Kenya Airways Chief Executive Forecasts 76pct Travel Market Lose by December

Kenya Airways  to Fly Twice a Day to Mombasa from July 15

The chief executive of Kenya Airways (KQ) says travel is not going to be cheap with projections the airline will lose 76 percent of its passenger market by December 2020.

Mr. Allan Kilavuka, in a Thursday webinar with fellow industry stakeholders, discussing available strategies for consideration for Tourism Recovery he said 55-65 percent of people travel for leisure.

“Therefore we are going to lose 51-76 percent of our market between now and December as business traveler last are the ones that are going to travel first,” Kilavuka was quoted by the Ministry of Tourism and Wildlife (MOTW).

According to Kilavuka,  the distance between aircraft seats is going to be the new norm. “This is going to spike the cost of air tickets.”

The International Air Transport Association (IATA) said with the Covid-19 pandemic, KQ’s passenger demand will dip by an estimated 2.5 million fewer passengers resulting in a $0.54 billion revenue loss, risking 137,965 jobs and $1.1 billion in contribution to Kenya’s economy.

Already, KQ has made a request to the Treasury for KSh7 billion emergency bailout for the maintenance of the grounded planes and payment of staff salaries.

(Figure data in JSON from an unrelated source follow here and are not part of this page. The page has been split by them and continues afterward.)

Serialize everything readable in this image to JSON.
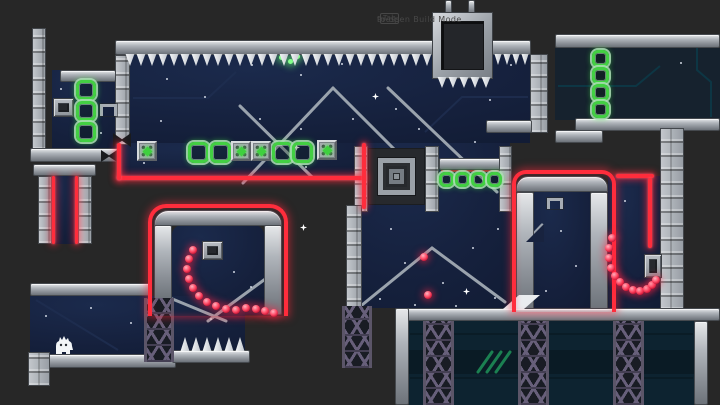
{
  "hud": {
    "hint_prefix": "Press",
    "hint_key": "Tab",
    "hint_suffix": "to open Build Mode"
  },
  "colors": {
    "background": "#272727",
    "room_navy": "#15203c",
    "room_slate": "#16222e",
    "room_teal": "#0d2330",
    "laser_red": "#ff2d3c",
    "ring_green": "#43cf43",
    "orb_red": "#ff4d68",
    "metal_light": "#e6e8ea",
    "metal_dark": "#6d737a",
    "truss_purple": "#675f7a",
    "spike_white": "#f6f8fa",
    "hatch_green": "#23a468"
  },
  "player": {
    "label": "player-character",
    "x": 52,
    "y": 334
  },
  "level": {
    "spike_strips": [
      {
        "name": "ceiling-spikes-left",
        "x": 125,
        "y": 54,
        "count": 28,
        "w": 11,
        "h": 12,
        "dir": "down"
      },
      {
        "name": "ceiling-spikes-right",
        "x": 494,
        "y": 54,
        "count": 4,
        "w": 9,
        "h": 11,
        "dir": "down"
      },
      {
        "name": "crusher-spikes",
        "x": 437,
        "y": 77,
        "count": 5,
        "w": 11,
        "h": 11,
        "dir": "down"
      },
      {
        "name": "floor-spikes",
        "x": 180,
        "y": 337,
        "count": 6,
        "w": 11,
        "h": 14,
        "dir": "up"
      }
    ],
    "ring_groups": [
      {
        "name": "top-room-ring-row",
        "size": 21,
        "points": [
          [
            188,
            142
          ],
          [
            210,
            142
          ],
          [
            272,
            142
          ],
          [
            292,
            142
          ]
        ]
      },
      {
        "name": "alcove-ring-chain",
        "size": 20,
        "points": [
          [
            76,
            80
          ],
          [
            76,
            101
          ],
          [
            76,
            122
          ]
        ]
      },
      {
        "name": "right-room-ring-chain",
        "size": 17,
        "points": [
          [
            592,
            50
          ],
          [
            592,
            67
          ],
          [
            592,
            84
          ],
          [
            592,
            101
          ]
        ]
      },
      {
        "name": "mid-ring-row",
        "size": 15,
        "points": [
          [
            439,
            172
          ],
          [
            455,
            172
          ],
          [
            471,
            172
          ],
          [
            487,
            172
          ]
        ]
      }
    ],
    "crystal_blocks": [
      [
        137,
        141
      ],
      [
        231,
        141
      ],
      [
        251,
        141
      ],
      [
        317,
        140
      ]
    ],
    "orb_arcs": [
      {
        "name": "left-orb-arc",
        "points": [
          [
            193,
            250
          ],
          [
            189,
            259
          ],
          [
            187,
            269
          ],
          [
            189,
            279
          ],
          [
            193,
            288
          ],
          [
            199,
            296
          ],
          [
            207,
            302
          ],
          [
            216,
            306
          ],
          [
            226,
            309
          ],
          [
            236,
            310
          ],
          [
            246,
            308
          ],
          [
            256,
            309
          ],
          [
            265,
            311
          ],
          [
            274,
            313
          ]
        ]
      },
      {
        "name": "right-orb-arc",
        "points": [
          [
            612,
            238
          ],
          [
            609,
            248
          ],
          [
            609,
            258
          ],
          [
            611,
            268
          ],
          [
            615,
            276
          ],
          [
            620,
            282
          ],
          [
            626,
            287
          ],
          [
            633,
            290
          ],
          [
            640,
            291
          ],
          [
            647,
            289
          ],
          [
            652,
            285
          ],
          [
            656,
            280
          ]
        ]
      }
    ],
    "single_orbs": [
      [
        424,
        257
      ],
      [
        428,
        295
      ]
    ],
    "stars": [
      [
        166,
        78
      ],
      [
        204,
        96
      ],
      [
        251,
        64
      ],
      [
        300,
        74
      ],
      [
        341,
        63
      ],
      [
        300,
        128
      ],
      [
        259,
        118
      ],
      [
        160,
        120
      ],
      [
        352,
        118
      ],
      [
        395,
        108
      ],
      [
        452,
        74
      ],
      [
        489,
        99
      ],
      [
        510,
        64
      ],
      [
        418,
        128
      ],
      [
        474,
        141
      ],
      [
        143,
        162
      ],
      [
        305,
        166
      ],
      [
        381,
        160
      ],
      [
        390,
        228
      ],
      [
        404,
        262
      ],
      [
        442,
        282
      ],
      [
        472,
        247
      ],
      [
        497,
        228
      ],
      [
        455,
        305
      ],
      [
        379,
        298
      ],
      [
        494,
        297
      ],
      [
        414,
        304
      ],
      [
        233,
        271
      ],
      [
        250,
        286
      ],
      [
        60,
        88
      ],
      [
        100,
        132
      ],
      [
        45,
        315
      ],
      [
        90,
        307
      ],
      [
        130,
        322
      ],
      [
        210,
        318
      ],
      [
        560,
        230
      ],
      [
        575,
        265
      ],
      [
        545,
        290
      ],
      [
        624,
        200
      ],
      [
        680,
        62
      ]
    ],
    "sparkles": [
      [
        296,
        147
      ],
      [
        375,
        96
      ],
      [
        466,
        291
      ],
      [
        303,
        227
      ]
    ],
    "green_glows": [
      [
        281,
        57
      ],
      [
        290,
        61
      ],
      [
        297,
        56
      ]
    ],
    "trusses": [
      [
        144,
        298,
        30,
        64
      ],
      [
        342,
        306,
        30,
        62
      ],
      [
        423,
        321,
        31,
        84
      ],
      [
        518,
        321,
        31,
        84
      ],
      [
        613,
        321,
        31,
        84
      ]
    ]
  }
}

“We can survive if we get some revenue from cargo, but only just survive. For us to meet our full obligations, we need government support urgently. Aircraft engines have to be maintained often and it is important that we get funds for this,” says Kilavuka.

In February, it received a KSh5 billion commercial loan to complete the scheduled engine overhaul program on its E190 Embraer fleet.

Damian Cook, chief executive E-Tourism Frontiers, a global programme to develop online tourism in emerging markets around the world indicated that the sector will not resume as it was before and it was critical to preparing for a new normal. “We need to be ready for that,” he said.

Cook sees a new normal where travel will become more personal, purpose-driven, and experiential.

“All impacts are increasing operational costs and reducing frequency which is driving us towards a lower volume higher yield travel model volume models will be unlikely to sustain until 2023 and it is doubtful they can sustain,” he said in his presentation. “With reduced wealth and new social concerns travel will be a more valued experience.”

READ:

Tourism PS Sophia Kwekwe,  added that domestic tourism is what the government is banking on to boot the hospitality industry.

“Domestic Tourism is going to be the way forward. Road and train travel is going to pick first. We are therefore working on opening up the regions that have not been as popular as parks and the Coast. We also looking into pursuing bilateral tourism.”